Mas antigamente existiam novelas que maracavam época, como ''Roque Santeiro'', ''Selva de Pedra''. Hoje as pessoas têm dificuldade de lembrar o nome dos personagens da novela anterior...
Discordo disso. As pessoas guardam os personagens ainda. Exemplo disso é ''Paraíso Tropical'', uma produção recém-terminada que marcou as personagens gêmeas Paula e Thaís, vividas pela Alessandra Negrini.

A violência, como cenário mais próximo à realidade do País, está ganhando espaço frente às histórias românticas das novelas?
Varia muito, mas existe uma tendência de aproximação da realidade. As novelas, sobretudo as das 21h, ganharam um tom mais agressivo. A realidade sempre foi matéria-prima da tv. Se esta sociedade está mais violenta, isso acaba indo parar na ficção.
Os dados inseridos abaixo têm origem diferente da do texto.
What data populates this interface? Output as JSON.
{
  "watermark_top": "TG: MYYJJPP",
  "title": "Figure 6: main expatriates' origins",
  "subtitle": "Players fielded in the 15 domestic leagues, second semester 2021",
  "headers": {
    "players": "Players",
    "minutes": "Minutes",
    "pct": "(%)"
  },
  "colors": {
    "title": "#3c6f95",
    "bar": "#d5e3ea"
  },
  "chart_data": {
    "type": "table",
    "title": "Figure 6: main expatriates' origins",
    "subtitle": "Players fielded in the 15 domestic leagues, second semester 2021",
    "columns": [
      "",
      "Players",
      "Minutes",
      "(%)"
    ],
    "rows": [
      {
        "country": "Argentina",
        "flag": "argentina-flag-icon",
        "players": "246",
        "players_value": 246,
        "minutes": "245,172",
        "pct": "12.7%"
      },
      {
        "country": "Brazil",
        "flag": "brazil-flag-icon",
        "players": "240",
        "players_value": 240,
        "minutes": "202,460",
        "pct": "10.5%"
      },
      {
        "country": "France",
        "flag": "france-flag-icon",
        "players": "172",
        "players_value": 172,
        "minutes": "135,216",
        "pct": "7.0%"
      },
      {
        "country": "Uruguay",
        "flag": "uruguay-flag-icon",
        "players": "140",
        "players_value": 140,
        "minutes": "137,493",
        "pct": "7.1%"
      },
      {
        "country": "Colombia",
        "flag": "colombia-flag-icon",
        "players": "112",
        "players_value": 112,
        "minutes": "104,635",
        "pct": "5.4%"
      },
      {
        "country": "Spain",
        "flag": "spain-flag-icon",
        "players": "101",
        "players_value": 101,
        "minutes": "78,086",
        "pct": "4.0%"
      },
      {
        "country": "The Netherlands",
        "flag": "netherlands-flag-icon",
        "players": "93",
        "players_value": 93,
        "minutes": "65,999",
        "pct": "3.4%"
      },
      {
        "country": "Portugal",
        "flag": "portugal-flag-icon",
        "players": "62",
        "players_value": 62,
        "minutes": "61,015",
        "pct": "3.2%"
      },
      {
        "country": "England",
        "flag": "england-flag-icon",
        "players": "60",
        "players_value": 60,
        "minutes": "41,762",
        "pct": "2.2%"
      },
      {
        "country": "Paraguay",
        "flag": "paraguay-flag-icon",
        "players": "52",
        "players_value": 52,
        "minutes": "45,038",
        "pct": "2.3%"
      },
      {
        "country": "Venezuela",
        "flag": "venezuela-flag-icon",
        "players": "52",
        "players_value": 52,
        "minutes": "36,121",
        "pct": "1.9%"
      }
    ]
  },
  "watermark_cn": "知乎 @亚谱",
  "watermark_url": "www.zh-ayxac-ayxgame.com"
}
O inverso também acontece? Até que ponto as novelas influenciam a sociedade?
Influenciam bastante. Em 2003, o Estatuto do Idoso só foi aprovado em função da pressão criada através da novela ''Mulheres Apaixonadas'', que tinha um casal de idosos maltratado pela neta. Em 1975, já existia separação entre casais. Mas o que fez com que o assunto fosse realmente discutido foi a novela ''Escalada'', que mostrou um casal em conflito que acaba se separando.

Tem exemplos negativos desta influência também?
Eu não vejo. Todo novelista sempre tenta levar uma mensagem positiva.

Classificação etária é positiva ou pode ser encarada como censura?
É um assunto muito capcioso. Pode sim resvalar em censura. As emissoras têm de ficar atentas ao que elas exibem dentro do horário. Por outro lado, você não pode cercear a liberdade do autor com certos temas, dizendo que isso pode ou não pode. Até porque o telespectador também tem suas responsabilidades, é um conjunto. A novela é como uma grande tribuna social, o melhor exemplo do retrato de um povo. Uma forma de inserir a discussão de assuntos polêmicos nas casas.

Pode haver uma mudança no formato atual?
Prevejo uma redução eventual no número de capítulos, investimento maior em co-produções. A Bandeirantes e a rede japonesa NHK estão mostrando a série ''Haru e Natsu: As cartas que não chegaram'', um trabalho excelente. A co-produção é o grande futuro da telenovela em todo mundo.

Novelas não serão mais tão extensas?
Já tivemos uma fase de novelas com mais de 300 capítulos, como ''Irmãos Coragem'', outra fase com 160 capítulos, como o ''Bem Amado''. A média atual é de 200 capítulos. Não tem como prever isso, porque vários fatores que podem alterar a estrutura da novela.